Christians need to stop leaning on political power to defend our rights and freedoms.

This is a fundamental error in understanding two kingdoms and civic duty. Our rights and freedoms are not God-given per se; else everyone around the globe would have them, and everyone in history. They are part of our constitutional system. And Christians are not required to voluntarily give them up.

The collapse of this civilization that we love is already happening.

But I think you can’t see how your approach is hastening this. And how can we say we love our civilization if we don’t do what we can do to protect it? Again, I don’t get it.

Jay, fair enough, we have radically different world-views and radically different opinions as to the importance of the courts as they relate to our society and the direction the country is headed. Of course you are free to vote for whatever future you want, just as I am and will continue to do so. But its still true that voting is not endorsing, and it is certainly not yoking ourselves.

I don’t understand the reasoning on this at all.

It seems so simple. I think perhaps the difference is that you elevate belief to the status of reality, that if someone believes something it is therefore okay. I know you don’t actually believe that, but that seems the essence of the argument you make here—that if one believes his choice is best, it is the right choice to make.

Am I responsible for the outcome if I say, “Sorry. You’re the evil one here, and anything that happens is your doing not mine. I’m not playing your game”… and he blows up his bomb? (Or maybe both of them?)

Yes, you are responsible for 88 deaths that would not have occurred had you made a different choice. That doesn’t make your culpable in the same way as the kidnapper, but still culpable because people died who didn’t have to and you passed on the chance to save some. But consider this: You see a child kidnapped on your street, and you walk in your house and do nothing. Are you culpable? Of course, to some degree you are because you had a duty to life and to human dignity to at least try, even if you failed. You aren’t the kidnapper but you had the chance to stop it and you didn’t.

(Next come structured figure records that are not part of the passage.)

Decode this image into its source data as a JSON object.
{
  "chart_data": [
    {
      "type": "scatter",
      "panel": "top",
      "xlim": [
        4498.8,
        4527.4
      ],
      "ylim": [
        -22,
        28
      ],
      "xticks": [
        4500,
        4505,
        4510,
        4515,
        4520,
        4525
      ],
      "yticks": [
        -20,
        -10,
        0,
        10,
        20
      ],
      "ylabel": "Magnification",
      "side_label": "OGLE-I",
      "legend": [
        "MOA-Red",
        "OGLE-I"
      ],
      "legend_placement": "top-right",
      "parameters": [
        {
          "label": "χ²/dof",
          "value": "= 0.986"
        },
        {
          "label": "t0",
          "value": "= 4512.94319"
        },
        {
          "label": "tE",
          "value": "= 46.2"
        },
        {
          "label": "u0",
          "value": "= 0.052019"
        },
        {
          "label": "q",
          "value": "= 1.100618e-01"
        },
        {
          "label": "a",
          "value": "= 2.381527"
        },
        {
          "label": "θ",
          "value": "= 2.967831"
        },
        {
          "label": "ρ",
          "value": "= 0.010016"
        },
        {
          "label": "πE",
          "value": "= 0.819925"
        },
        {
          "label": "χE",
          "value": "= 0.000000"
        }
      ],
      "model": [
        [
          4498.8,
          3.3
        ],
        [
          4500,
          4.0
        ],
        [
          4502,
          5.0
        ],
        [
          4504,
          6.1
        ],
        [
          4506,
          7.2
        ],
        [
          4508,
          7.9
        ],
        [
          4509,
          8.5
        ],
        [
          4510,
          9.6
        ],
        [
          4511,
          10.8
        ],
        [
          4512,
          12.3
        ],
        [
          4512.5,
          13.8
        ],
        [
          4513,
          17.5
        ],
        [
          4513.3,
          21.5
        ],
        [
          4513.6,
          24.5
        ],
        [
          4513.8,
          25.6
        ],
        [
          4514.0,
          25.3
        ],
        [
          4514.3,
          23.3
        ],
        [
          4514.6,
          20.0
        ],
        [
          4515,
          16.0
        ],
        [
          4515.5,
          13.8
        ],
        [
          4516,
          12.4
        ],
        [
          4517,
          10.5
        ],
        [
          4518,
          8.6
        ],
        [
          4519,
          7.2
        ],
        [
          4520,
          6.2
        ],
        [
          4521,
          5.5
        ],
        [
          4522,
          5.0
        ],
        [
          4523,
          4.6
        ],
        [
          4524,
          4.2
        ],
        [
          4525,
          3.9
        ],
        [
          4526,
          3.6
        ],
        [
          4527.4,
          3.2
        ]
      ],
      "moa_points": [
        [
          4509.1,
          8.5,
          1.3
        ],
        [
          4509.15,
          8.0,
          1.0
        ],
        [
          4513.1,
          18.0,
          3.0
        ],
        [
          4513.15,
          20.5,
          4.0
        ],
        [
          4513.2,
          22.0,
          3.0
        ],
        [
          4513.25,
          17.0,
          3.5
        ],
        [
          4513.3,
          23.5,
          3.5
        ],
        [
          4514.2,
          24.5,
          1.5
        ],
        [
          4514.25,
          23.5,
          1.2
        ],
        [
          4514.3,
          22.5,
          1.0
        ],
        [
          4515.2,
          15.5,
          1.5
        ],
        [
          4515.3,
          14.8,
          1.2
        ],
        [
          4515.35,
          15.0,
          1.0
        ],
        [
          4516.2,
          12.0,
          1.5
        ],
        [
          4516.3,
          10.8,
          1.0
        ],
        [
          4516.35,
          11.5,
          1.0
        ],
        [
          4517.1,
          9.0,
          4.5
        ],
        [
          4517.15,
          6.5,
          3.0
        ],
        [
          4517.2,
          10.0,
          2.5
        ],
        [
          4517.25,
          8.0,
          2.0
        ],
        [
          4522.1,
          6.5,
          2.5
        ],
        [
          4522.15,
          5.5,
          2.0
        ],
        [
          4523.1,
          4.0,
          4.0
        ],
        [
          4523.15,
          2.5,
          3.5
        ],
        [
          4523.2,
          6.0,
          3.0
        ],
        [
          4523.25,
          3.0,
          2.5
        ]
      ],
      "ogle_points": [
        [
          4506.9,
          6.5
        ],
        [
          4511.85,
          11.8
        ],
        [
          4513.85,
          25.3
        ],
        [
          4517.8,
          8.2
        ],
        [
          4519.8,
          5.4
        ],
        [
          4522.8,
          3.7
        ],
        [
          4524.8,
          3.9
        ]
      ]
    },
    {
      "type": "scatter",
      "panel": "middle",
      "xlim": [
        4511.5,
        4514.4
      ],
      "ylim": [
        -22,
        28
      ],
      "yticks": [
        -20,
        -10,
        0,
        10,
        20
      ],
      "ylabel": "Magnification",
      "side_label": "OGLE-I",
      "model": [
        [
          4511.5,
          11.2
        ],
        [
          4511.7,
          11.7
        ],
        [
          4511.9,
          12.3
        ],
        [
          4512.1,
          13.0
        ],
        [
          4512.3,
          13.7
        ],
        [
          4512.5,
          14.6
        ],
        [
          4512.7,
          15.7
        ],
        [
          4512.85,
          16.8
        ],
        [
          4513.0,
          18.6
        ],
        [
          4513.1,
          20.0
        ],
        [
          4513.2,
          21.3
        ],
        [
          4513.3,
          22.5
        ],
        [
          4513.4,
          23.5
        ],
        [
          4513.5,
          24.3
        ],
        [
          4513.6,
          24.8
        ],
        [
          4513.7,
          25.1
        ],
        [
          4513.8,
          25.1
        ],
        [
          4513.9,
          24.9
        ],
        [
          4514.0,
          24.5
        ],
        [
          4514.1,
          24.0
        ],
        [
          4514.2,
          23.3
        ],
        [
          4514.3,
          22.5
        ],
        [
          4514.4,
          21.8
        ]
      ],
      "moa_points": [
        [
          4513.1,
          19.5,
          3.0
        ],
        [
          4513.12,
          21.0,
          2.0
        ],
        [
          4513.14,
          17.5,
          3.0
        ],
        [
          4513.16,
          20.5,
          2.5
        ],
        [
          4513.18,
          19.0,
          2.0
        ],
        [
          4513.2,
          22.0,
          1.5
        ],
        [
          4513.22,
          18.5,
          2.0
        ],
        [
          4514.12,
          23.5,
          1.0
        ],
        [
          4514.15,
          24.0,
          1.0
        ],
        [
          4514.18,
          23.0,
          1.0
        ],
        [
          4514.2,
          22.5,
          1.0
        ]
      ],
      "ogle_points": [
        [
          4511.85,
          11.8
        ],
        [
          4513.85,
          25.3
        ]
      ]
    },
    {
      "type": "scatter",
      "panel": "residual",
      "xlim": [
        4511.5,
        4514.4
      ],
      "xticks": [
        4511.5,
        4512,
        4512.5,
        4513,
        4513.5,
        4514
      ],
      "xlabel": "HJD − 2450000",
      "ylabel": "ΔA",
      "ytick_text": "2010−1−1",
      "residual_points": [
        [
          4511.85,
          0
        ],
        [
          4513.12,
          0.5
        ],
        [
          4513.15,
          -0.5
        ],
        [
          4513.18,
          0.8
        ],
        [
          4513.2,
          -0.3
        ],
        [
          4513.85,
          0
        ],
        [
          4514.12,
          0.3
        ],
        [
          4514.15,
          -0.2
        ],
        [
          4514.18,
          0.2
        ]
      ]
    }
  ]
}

How are you not culpable in some way?

I don’t believe that it’s Christian to analyze the morality of choices solely in terms of outcomes.

I agree.

But even in the “outcomes only” calculation, it’s far from obvious that electing a man who is bad for the country in 9 ways is better than indirectly helping another candidate who is bad for the country in 9 different ways.

I think it’s pretty obvious if the 9 ways are substantially different, particularly if the good is substantially different. Look at it this way: You will get a bad person either way (and will until Jesus is on the ballot). And you have to weigh the bad against the good or the better even if not good. And that’s what I think you aren’t doing.

Your argument seems the type that would not take $1000 because it isn’t $10,000. I say take what you can get and work for more later, in most cases.

Conclusion: There is nothing selfish at all about doing what one believes to be morally right. It’s the exact opposite. It’s choosing the option that one believes meets a moral standard that transcends all of us.

I think this is wrong. It can be incredibly selfish, even immoral and wicked to do what one believes to be morally right. This is the argument used in support of abortion: “I think it is morally wrong to bring a child into this world that I believe I am unready to have. Therefore I will abort him or her.” Yoiu would gladly say such a belief is wrong, even if the person really, really, really believes it.

As I said above, this puts right and wrong in the area of belief rather than in the area of reality. Something is right or wrong regardless of what one believes it to be. Belief does not make something right or wrong.

In an ideal world, my preferred candidate would have been on the ballot. Or yours. Or anyone else’s here which surely would have been better in many ways than Trump (though probably not in all ways). But in the end, we had the choices we had. And I think we had and have a duty to make the best possible choice, even if it isn’t ideal.